I do not know if this is helpful, but this is the kind of situation you can expect as it gets worse. Courage to you and hang in there; caretaking is underrated and underthanked, but it is part of the human condition and the circle of life.
posted by ArgyleGargoyle at 7:41 PM on August 3, 2011

My mother has some dementia issues, but not MID. I just dropped in to share some of my experiences. I agree with the sundowner issue, you will begin to see a pattern. My suggestion is that you watch for those patterns. When they change, it's time to let the doctors know.

In general, when my mom remembers things that never happened, I do not contradict her. One exception is that she tends to develop paranoia against one person in particular, it blows up into a nasty unnecessary confrontation, then she moves on to someone else. I do what I can to keep those from escalating, especially with a close family member, to the point where I will tell my mom I think she is developing resentment against someone about things that are not true. Sometimes she listens; sometimes she doesn't.

Another issue is that my mom developed hallucinations that TERRIFIED her. She saw spiders that talked to her and wrapped her in cocoons so she could not escape. For a long time we just thought she had a spider infestation at her house. It wasn't until she told me they talked to her that we took her to the doctor. She is now taking Geodon and the hallucinations have abated. However, if she misses even one day of the pills, the spiders re-appear.

Try not to freak out about the strange behaviors. It's just an old tired brain mis-firing. It's not the real person. Hang in there.
posted by eleslie at 8:35 PM on August 3, 2011

Yes, he's on Ativan now (ironically, he's always had problems with anxiety, but it just went untreated up until now); he still believes everybody's spying on him, but it doesn't seem to distress him that much.

This could, also ironically, be causing some of the disturbances. When someone has gone an entire life self-managing their anxiety, to have its volume turned down can be unsettling. Hard to say.
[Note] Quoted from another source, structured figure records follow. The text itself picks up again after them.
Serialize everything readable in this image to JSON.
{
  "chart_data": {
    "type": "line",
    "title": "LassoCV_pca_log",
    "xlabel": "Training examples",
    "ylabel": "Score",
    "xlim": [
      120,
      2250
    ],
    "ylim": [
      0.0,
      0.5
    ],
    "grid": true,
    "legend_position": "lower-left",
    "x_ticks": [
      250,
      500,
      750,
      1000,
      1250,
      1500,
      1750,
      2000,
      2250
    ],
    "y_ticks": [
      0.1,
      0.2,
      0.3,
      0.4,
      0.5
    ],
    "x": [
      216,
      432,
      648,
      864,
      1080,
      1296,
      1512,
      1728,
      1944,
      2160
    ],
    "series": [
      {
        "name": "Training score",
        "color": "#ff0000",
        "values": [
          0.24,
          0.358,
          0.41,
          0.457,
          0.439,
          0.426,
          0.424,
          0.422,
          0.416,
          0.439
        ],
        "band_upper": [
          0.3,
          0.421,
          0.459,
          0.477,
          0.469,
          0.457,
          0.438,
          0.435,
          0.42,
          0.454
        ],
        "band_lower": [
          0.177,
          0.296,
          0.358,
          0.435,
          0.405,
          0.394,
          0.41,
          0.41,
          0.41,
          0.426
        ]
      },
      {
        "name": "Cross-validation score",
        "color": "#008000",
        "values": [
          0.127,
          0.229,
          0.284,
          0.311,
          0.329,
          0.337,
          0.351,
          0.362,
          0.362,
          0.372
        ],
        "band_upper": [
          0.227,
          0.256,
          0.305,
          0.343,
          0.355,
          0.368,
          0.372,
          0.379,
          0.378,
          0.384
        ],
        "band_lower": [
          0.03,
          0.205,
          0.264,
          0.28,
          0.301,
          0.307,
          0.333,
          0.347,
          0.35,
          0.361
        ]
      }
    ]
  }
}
It might be working too well, or not well enough.
posted by gjc at 6:03 AM on August 4, 2011

Response by poster: I'm seeing some similar paranoia in my father, eleslie. Right now, he's building an elaborate conspiracy theory involving a former roommate at the nursing home (funny how he can remember that stuff from day to day, but little else.)
posted by WorkingMyWayHome at 8:55 AM on August 4, 2011

What we have done (per the doctor, and many trial and errors also per the doctor) is give my FIL a specific dose of Ativan every 4 hours to keep it in his system, to prevent anxiety. He is also on a generic Zoloft and Risperadone, very mild doses, at night. The other thing is that he is on morphine for breathing problems, but that is as needed (as he is on hospice), so that can also relax him. We did do trazadone, as I said, at night to help him sleep (per the doc) but he was so groggy the next day and it really didn't help him sleep.
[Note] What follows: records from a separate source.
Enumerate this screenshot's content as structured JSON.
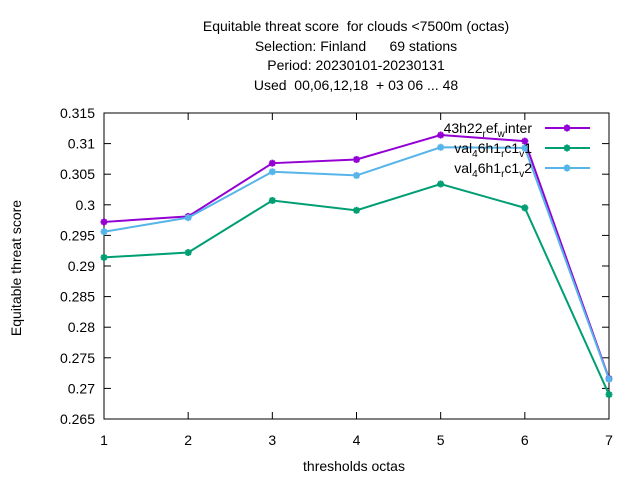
{
  "chart_data": {
    "type": "line",
    "title_lines": [
      "Equitable threat score  for clouds <7500m (octas)",
      "Selection: Finland      69 stations",
      "Period: 20230101-20230131",
      "Used  00,06,12,18  + 03 06 ... 48"
    ],
    "xlabel": "thresholds octas",
    "ylabel": "Equitable threat score",
    "x": [
      1,
      2,
      3,
      4,
      5,
      6,
      7
    ],
    "xlim": [
      1,
      7
    ],
    "ylim": [
      0.265,
      0.315
    ],
    "yticks": [
      "0.265",
      "0.27",
      "0.275",
      "0.28",
      "0.285",
      "0.29",
      "0.295",
      "0.3",
      "0.305",
      "0.31",
      "0.315"
    ],
    "xticks": [
      "1",
      "2",
      "3",
      "4",
      "5",
      "6",
      "7"
    ],
    "grid": false,
    "legend_position": "top-right",
    "series": [
      {
        "name": "43h22_ref_winter",
        "legend_parts": [
          "43h22",
          "r",
          "ef",
          "w",
          "inter"
        ],
        "color": "#9400d3",
        "values": [
          0.2972,
          0.2981,
          0.3068,
          0.3074,
          0.3114,
          0.3104,
          0.2716
        ]
      },
      {
        "name": "val_4_6h1_rc1_v1",
        "legend_parts": [
          "val",
          "4",
          "6h1",
          "r",
          "c1",
          "v",
          "1"
        ],
        "color": "#009e73",
        "values": [
          0.2914,
          0.2922,
          0.3007,
          0.2991,
          0.3034,
          0.2995,
          0.269
        ]
      },
      {
        "name": "val_4_6h1_rc1_v2",
        "legend_parts": [
          "val",
          "4",
          "6h1",
          "r",
          "c1",
          "v",
          "2"
        ],
        "color": "#56b4e9",
        "values": [
          0.2956,
          0.2979,
          0.3054,
          0.3048,
          0.3094,
          0.3093,
          0.2715
        ]
      }
    ]
  }
}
There are other meds specifically for dementia. You can ask about those. And also ask what is he getting now. We have given my FIL haldol once or twice at night for severe agitation, but that is only under strict supervision (instructions from a hospice nurse) and we found it also makes him wiped the next day. It's a fine line between meds to make people comfortable with physical problems and control their dementia issues, but my FIL asks for his anxiety pill and the best thing is to hit it before the anxiety strikes, from my experience.
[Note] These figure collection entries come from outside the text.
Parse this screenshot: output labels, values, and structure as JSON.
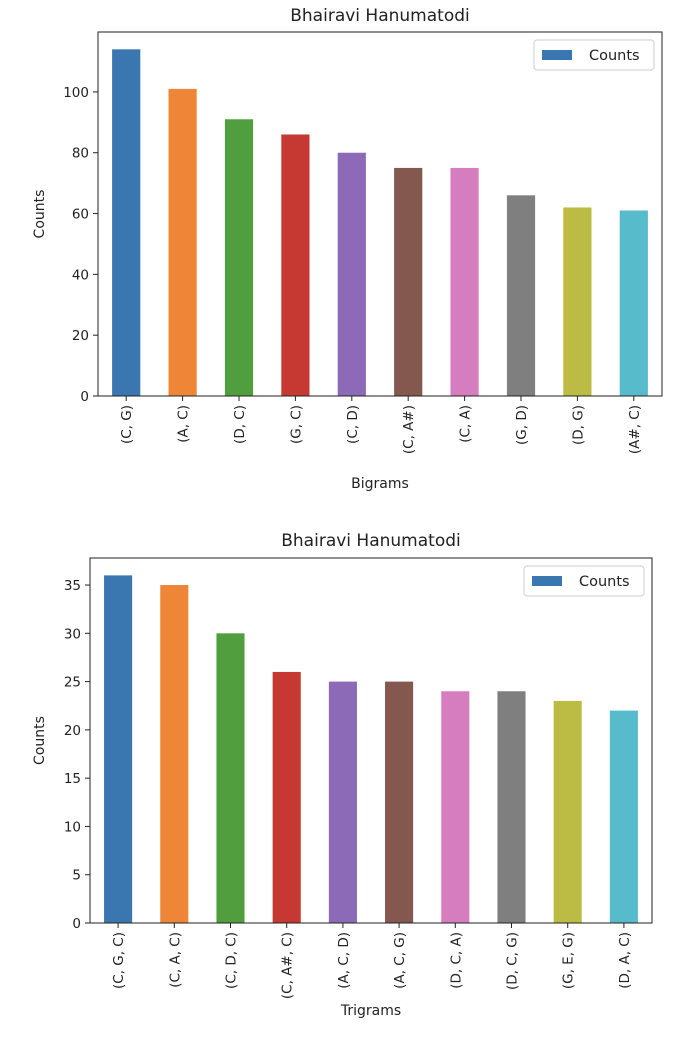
{
  "chart_data": [
    {
      "type": "bar",
      "title": "Bhairavi Hanumatodi",
      "xlabel": "Bigrams",
      "ylabel": "Counts",
      "categories": [
        "(C, G)",
        "(A, C)",
        "(D, C)",
        "(G, C)",
        "(C, D)",
        "(C, A#)",
        "(C, A)",
        "(G, D)",
        "(D, G)",
        "(A#, C)"
      ],
      "series": [
        {
          "name": "Counts",
          "values": [
            114,
            101,
            91,
            86,
            80,
            75,
            75,
            66,
            62,
            61
          ]
        }
      ],
      "ylim": [
        0,
        119.7
      ],
      "yticks": [
        0,
        20,
        40,
        60,
        80,
        100
      ],
      "legend": {
        "position": "top-right",
        "entries": [
          "Counts"
        ]
      },
      "grid": false,
      "colors": [
        "#3a76af",
        "#ef8536",
        "#519e3e",
        "#c53932",
        "#8d6ab8",
        "#84584e",
        "#d57dbf",
        "#7f7f7f",
        "#bcbc45",
        "#58bbcc"
      ]
    },
    {
      "type": "bar",
      "title": "Bhairavi Hanumatodi",
      "xlabel": "Trigrams",
      "ylabel": "Counts",
      "categories": [
        "(C, G, C)",
        "(C, A, C)",
        "(C, D, C)",
        "(C, A#, C)",
        "(A, C, D)",
        "(A, C, G)",
        "(D, C, A)",
        "(D, C, G)",
        "(G, E, G)",
        "(D, A, C)"
      ],
      "series": [
        {
          "name": "Counts",
          "values": [
            36,
            35,
            30,
            26,
            25,
            25,
            24,
            24,
            23,
            22
          ]
        }
      ],
      "ylim": [
        0,
        37.8
      ],
      "yticks": [
        0,
        5,
        10,
        15,
        20,
        25,
        30,
        35
      ],
      "legend": {
        "position": "top-right",
        "entries": [
          "Counts"
        ]
      },
      "grid": false,
      "colors": [
        "#3a76af",
        "#ef8536",
        "#519e3e",
        "#c53932",
        "#8d6ab8",
        "#84584e",
        "#d57dbf",
        "#7f7f7f",
        "#bcbc45",
        "#58bbcc"
      ]
    }
  ]
}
Get educated on the drugs and the side effects, because anything too strong will either dope him up and/or make him a falling risk. But from my understanding, there are drugs for dementia so you should be asking about those. I am not even sure of this "hospice" program right now, because my FIL seems pretty strong at times and we put him in the nursing home for the mandatory 5 days respite care and he all of a sudden woke up and got mightily pissed off after days of falling asleep in his chair here, so there ya go.
posted by Marie Mon Dieu at 5:47 PM on August 4, 2011

Response by poster: Thank you, everybody, for your input and support!